NTR Jr.主演の新作映画『デーヴァラ』の濃いインド成分 / 「そうはならんやろ」の連続と、ハードなバイオレンスアクション、そして残る謎
期待の新作インド映画『デーヴァラ』が、2025年3月28日から公開となった。主演は映画『RRR』の成功で世界的に知名度が高まったNTR Jr.。
公開に先駆け、試写で視聴させて頂いたが……期待通りのインド成分が濃厚な仕上がりだ! そして戦闘のバイオレンス感は期待越え。最後にガチなサプライズ演出も仕込まれた、週末のお供にお勧めのインド映画となっているぞ!
・インド
国内における近年のインド映画への注目度は『バーフバリ』から始まったように思う。
唐突に始まる、西洋のミュージカルとは異なる感のあるダンスや歌。「そうはならんやろ」としか思えない展開を、勢いと筋肉で押し通すアクション。クセ強めなカメラワークと多用されるスロー。
これらがトリウッドやボリウッドなどインド映画全般に共通する特徴なのかは不明だが、とりあえず日本の一般視聴者の多くは “インド映画=そういうヤツ” というおぼろげな認識を持っていると思う。
そしてインド映画を見る時は、そういうヤツを無意識的に期待している感がある。それ等を便宜上まとめて “インド成分” と呼称させてもらうが、『デーヴァラ』のインド成分はかなりの濃度だ!つまり望みのものが見られるということ。
・バイオレンス
さて、これまで国内でバズった『バーフバリ』や『RRR』では、まるでスーパーマンシリーズのように正義サイドと悪サイドがはっきりしていた。
主人公はもちろん正義サイドで、悪い奴らはもう顔からして悪そうな感じである。

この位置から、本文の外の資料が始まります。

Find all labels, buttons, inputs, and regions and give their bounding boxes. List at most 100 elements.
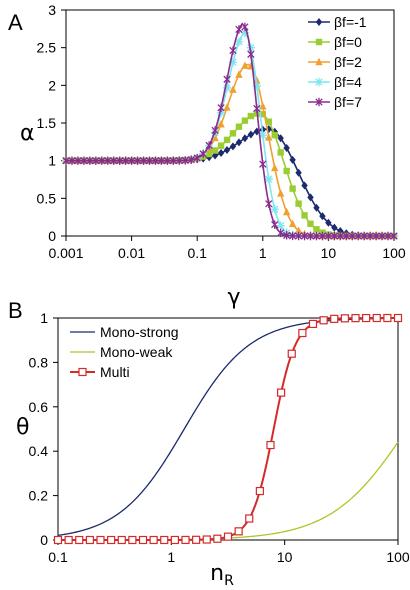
panel-a-data-point xyxy=(270,205,279,214)
panel-a-data-point xyxy=(234,37,244,47)
panel-a-data-point xyxy=(216,108,226,117)
panel-a-data-point xyxy=(247,112,255,120)
panel-a-x-tick-label: 0.001 xyxy=(48,245,83,261)
panel-a-data-point xyxy=(187,155,195,164)
panel-b-data-point xyxy=(340,314,349,323)
panel-a-data-point xyxy=(271,220,279,229)
panel-a-data-point xyxy=(121,156,130,165)
panel-a-data-point xyxy=(360,231,368,241)
panel-a-data-point xyxy=(265,133,273,141)
panel-b-data-point xyxy=(234,527,243,536)
panel-b-data-point xyxy=(170,535,179,545)
panel-b-data-point xyxy=(75,535,84,545)
panel-a-x-tick-label: 1 xyxy=(259,245,267,261)
panel-b-data-point xyxy=(85,535,94,545)
panel-a-y-tick-label: 2.5 xyxy=(37,40,57,56)
panel-a-data-point xyxy=(211,133,219,142)
panel-a-data-point xyxy=(288,219,297,228)
panel-b-data-point xyxy=(107,535,116,545)
panel-a-data-point xyxy=(205,141,213,150)
panel-a-data-point xyxy=(86,156,94,165)
panel-a-data-point xyxy=(277,149,284,156)
panel-a-data-point xyxy=(307,193,314,202)
panel-b-x-tick-label: 100 xyxy=(386,549,410,565)
panel-a-data-point xyxy=(223,145,231,154)
panel-a-data-point xyxy=(217,120,225,128)
panel-a-data-point xyxy=(271,131,278,139)
panel-b-legend: Mono-strong Mono-weak Multi xyxy=(70,324,179,380)
panel-b-data-point xyxy=(117,535,126,545)
panel-b-series-layer xyxy=(53,313,403,545)
panel-a-data-point xyxy=(241,117,249,124)
panel-b-ticks: 0 0.2 0.4 0.6 0.8 1 0.1 1 10 100 xyxy=(29,310,410,565)
panel-b-data-point xyxy=(319,316,328,325)
panel-a-data-point xyxy=(306,231,315,241)
panel-a-data-point xyxy=(259,111,266,118)
panel-a-data-point xyxy=(62,156,70,165)
panel-a-legend: βf=-1 βf=0 βf=2 βf=4 βf=7 xyxy=(308,14,367,110)
panel-a-data-point xyxy=(265,199,273,208)
panel-a-data-point xyxy=(229,142,237,151)
panel-b-data-point xyxy=(308,319,318,329)
panel-b-data-point xyxy=(213,534,222,543)
panel-a-data-point xyxy=(175,156,183,165)
panel-a: A α γ 0 0.5 1 1.5 2 2.5 3 0.001 0.01 0.1 1 10 100 βf… xyxy=(8,2,406,310)
panel-a-data-point xyxy=(253,76,261,84)
panel-b-data-point xyxy=(96,535,105,545)
panel-a-data-point xyxy=(336,231,344,241)
panel-a-series-line xyxy=(66,22,394,237)
panel-a-data-point xyxy=(229,46,237,55)
panel-a-ticks: 0 0.5 1 1.5 2 2.5 3 0.001 0.01 0.1 1 10 100 xyxy=(37,2,406,261)
panel-a-x-axis-title: γ xyxy=(227,285,240,310)
panel-a-data-point xyxy=(288,231,297,241)
panel-b-y-tick-label: 1 xyxy=(40,310,48,326)
panel-a-y-tick-label: 0 xyxy=(48,228,56,244)
panel-b: B θ nR 0 0.2 0.4 0.6 0.8 1 0.1 1 10 100 Mono-stro… xyxy=(8,298,410,589)
panel-b-x-tick-label: 10 xyxy=(277,549,293,565)
panel-a-data-point xyxy=(247,130,255,139)
panel-a-data-point xyxy=(283,144,290,153)
panel-a-series-layer xyxy=(61,22,399,241)
panel-a-legend-marker xyxy=(314,77,324,87)
panel-a-data-point xyxy=(217,103,225,112)
panel-a-data-point xyxy=(307,220,314,227)
panel-a-data-point xyxy=(110,156,118,165)
panel-b-y-tick-label: 0.8 xyxy=(29,354,49,370)
panel-a-data-point xyxy=(313,226,320,233)
panel-a-data-point xyxy=(92,156,100,165)
panel-a-data-point xyxy=(258,131,267,140)
panel-b-data-point xyxy=(372,313,381,323)
panel-b-y-axis-title: θ xyxy=(16,415,29,440)
panel-a-data-point xyxy=(229,85,237,93)
panel-a-data-point xyxy=(223,75,231,84)
panel-a-data-point xyxy=(282,207,291,216)
panel-a-data-point xyxy=(276,221,285,230)
panel-a-data-point xyxy=(253,104,261,113)
panel-a-data-point xyxy=(366,231,374,241)
panel-a-data-point xyxy=(228,58,238,67)
panel-b-data-point xyxy=(255,486,264,496)
panel-a-series-4 xyxy=(62,22,398,241)
panel-a-series-line xyxy=(66,128,394,237)
panel-a-legend-label: βf=2 xyxy=(334,54,362,70)
panel-a-data-point xyxy=(235,138,243,147)
panel-a-data-point xyxy=(301,212,308,219)
panel-b-y-tick-label: 0.4 xyxy=(29,443,49,459)
panel-b-x-axis-title: nR xyxy=(210,561,234,589)
panel-a-data-point xyxy=(342,231,350,241)
panel-a-data-point xyxy=(223,136,231,144)
panel-b-data-point xyxy=(53,535,63,545)
panel-a-legend-marker xyxy=(315,38,323,46)
panel-a-data-point xyxy=(74,156,82,165)
panel-a-data-point xyxy=(318,231,327,241)
panel-b-y-tick-label: 0 xyxy=(40,532,48,548)
panel-a-data-point xyxy=(199,149,207,159)
panel-a-data-point xyxy=(300,231,309,241)
panel-a-x-tick-label: 100 xyxy=(382,245,406,261)
panel-a-data-point xyxy=(277,228,285,238)
panel-a-y-tick-label: 1 xyxy=(48,153,56,169)
panel-a-data-point xyxy=(246,43,256,52)
panel-a-data-point xyxy=(241,134,249,143)
panel-b-data-point xyxy=(393,313,403,323)
panel-a-y-tick-label: 1.5 xyxy=(37,115,57,131)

そして徹底した勧善懲悪からのハッピーエンド。
『デーヴァラ』もおおむねそのタイプなのだが、舞台設定および展開はダークなものとなっている。例えるなら、今までのインド映画がスーパーマンなのに対し、今回はバットマンみたいな。
まず舞台となる主人公デーヴァラの住む村「赤海」がヤバい。武器を礼賛するモノモノしい価値観があり、男たちは特殊な訓練を受けている。そして犯罪組織からの委託で海上での密輸を請け負い生計を立てている……的な背景がある。
つまり法的に正義か悪かというと、主人公も含めて全員悪なのだ。そしてデーヴァラは、ほぼ屈強な男しかいないと思しき「赤海」でも、ぶっちぎりの腕っぷしと戦闘センスを持つレジェンド。
ネタバレ無しでストーリーにも触れよう。ある日、いつものように密輸に携わるデーヴァラら一行。しかし色々あってブツの中身が武器だと知ってしまう。ワケあって武器の密輸だけは許せないデーヴァラは、全員に密輸自体から足を洗わせることを決意。
密輸業を続行しようとするものにはデーヴァラの容赦ない裁きが下される。誰も逆らえないため、密輸業は終焉を迎えるかと思えたが……というのが導入だ。
今回の主人公に敵への容赦はなく、同胞であっても道を違えれば徹底的に殺戮していく。飛び交うインドマッチョと噴き出す血しぶき。
このダークな感じは、日本に上陸してくるインド映画的に新しいのではなかろうか。ストーリー的にも終始暗めでシリアスな展開が続く。
では遊びは無いのか? 否。意味不明な腕力や、物理法則を無視できる体幹の良さから繰り出されるアクション。ホホジロザメで海中ロデオをキメるなど、インド映画特有の「そうはならんやろ」感あるムーヴはシリアスな顔のまま実行されるので、心配しなくていい。
そしてラストに明かされる衝撃の真実。いや、わかりますよ。私自身、この手の記事で煽られる “衝撃の真実” が本当に衝撃だったことは1度も無い。
そう書いてある映画レビュー記事は、今日まで100%が飛ばしのハッタリだと、少なくとも私は読者目線でそう思っているが……いやマジで、今回は本当に衝撃だった。そして生まれるだいぶデカい謎。
皆さんも普通に驚くと思います。そしてすでに製作中だという続編。なるほどね。続編への誘導も巧みだ。まずはデーヴァラ伝説の序章ということなのだろう。